Search code examples
pythonmatplotlibseaborndata-science

In a scatterplot, how do I plot a line that is an average of the all vertical coordinates of datapoints that has the same x coordinate


I want something like the plots shown in figure below, where the blue line is the average line that is generated by plotting the mean of all y-coordinate values of data-points that have the same x-coordinate values.

Fig-1

I tried the code below

window_size = 10
df_avg = pd.DataFrame(columns=df.columns)

for col in df.columns:
    df_avg[col] = df[col].rolling(window=window_size).mean()
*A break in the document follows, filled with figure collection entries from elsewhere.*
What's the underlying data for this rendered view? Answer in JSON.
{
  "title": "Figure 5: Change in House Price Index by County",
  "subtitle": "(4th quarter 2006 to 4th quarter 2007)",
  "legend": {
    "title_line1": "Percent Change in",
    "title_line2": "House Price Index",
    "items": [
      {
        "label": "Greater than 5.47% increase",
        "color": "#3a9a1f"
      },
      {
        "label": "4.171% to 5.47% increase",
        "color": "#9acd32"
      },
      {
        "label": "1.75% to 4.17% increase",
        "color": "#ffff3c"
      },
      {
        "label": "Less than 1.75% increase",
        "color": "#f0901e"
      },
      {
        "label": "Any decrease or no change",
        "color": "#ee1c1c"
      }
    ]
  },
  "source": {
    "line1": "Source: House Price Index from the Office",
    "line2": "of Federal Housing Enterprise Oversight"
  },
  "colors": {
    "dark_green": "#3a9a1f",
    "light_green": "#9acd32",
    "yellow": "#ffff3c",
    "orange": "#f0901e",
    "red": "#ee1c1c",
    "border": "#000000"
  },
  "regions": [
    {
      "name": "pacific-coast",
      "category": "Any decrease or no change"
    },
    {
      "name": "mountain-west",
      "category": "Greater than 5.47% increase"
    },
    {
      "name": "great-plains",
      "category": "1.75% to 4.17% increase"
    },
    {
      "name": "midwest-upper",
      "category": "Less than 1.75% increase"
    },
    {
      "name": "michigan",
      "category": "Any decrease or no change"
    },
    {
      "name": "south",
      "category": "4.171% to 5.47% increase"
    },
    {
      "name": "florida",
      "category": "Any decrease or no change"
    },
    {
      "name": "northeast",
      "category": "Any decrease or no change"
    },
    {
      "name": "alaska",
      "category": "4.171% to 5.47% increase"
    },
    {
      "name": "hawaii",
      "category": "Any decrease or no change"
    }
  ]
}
plt.figure(figsize=(20,20))
for idx, col in enumerate(df.columns, 1):
    plt.subplot(df.shape[1]-4, 4, idx)
    sns.scatterplot(data=df, x=col, y='charges')
    plt.plot(df_avg[col],df['charges'])
    plt.xlabel(col)

And, got plots shown below, which obviously, is not what I wanted. Fig-2


Solution

  • If you're looking for a purely matplotlib way to do it. Here is a possible direction you can take:

    import matplotlib.pyplot as plt
    import numpy as np
    
    ### Create toy dataset consisting of (500,2) points
    N_points=500
    rand_pts=np.random.choice(50,size=(N_points,2))
    
    #create a dictionary with keys the unique x values and values the different y values corresponding to this unique x
    rand_dict={uni:rand_pts[np.where(rand_pts[:,0]==uni),1] for uni in np.unique(rand_pts[:,0])}
    
    #plot
    plt.scatter(rand_pts[:,0],rand_pts[:,1],s=50) #plot the scatter plot
    plt.plot(list(rand_dict.keys()),[np.mean(val) for val in rand_dict.values()],color='tab:orange',lw=4) #plot the mean y values for each unique x
    

    enter image description here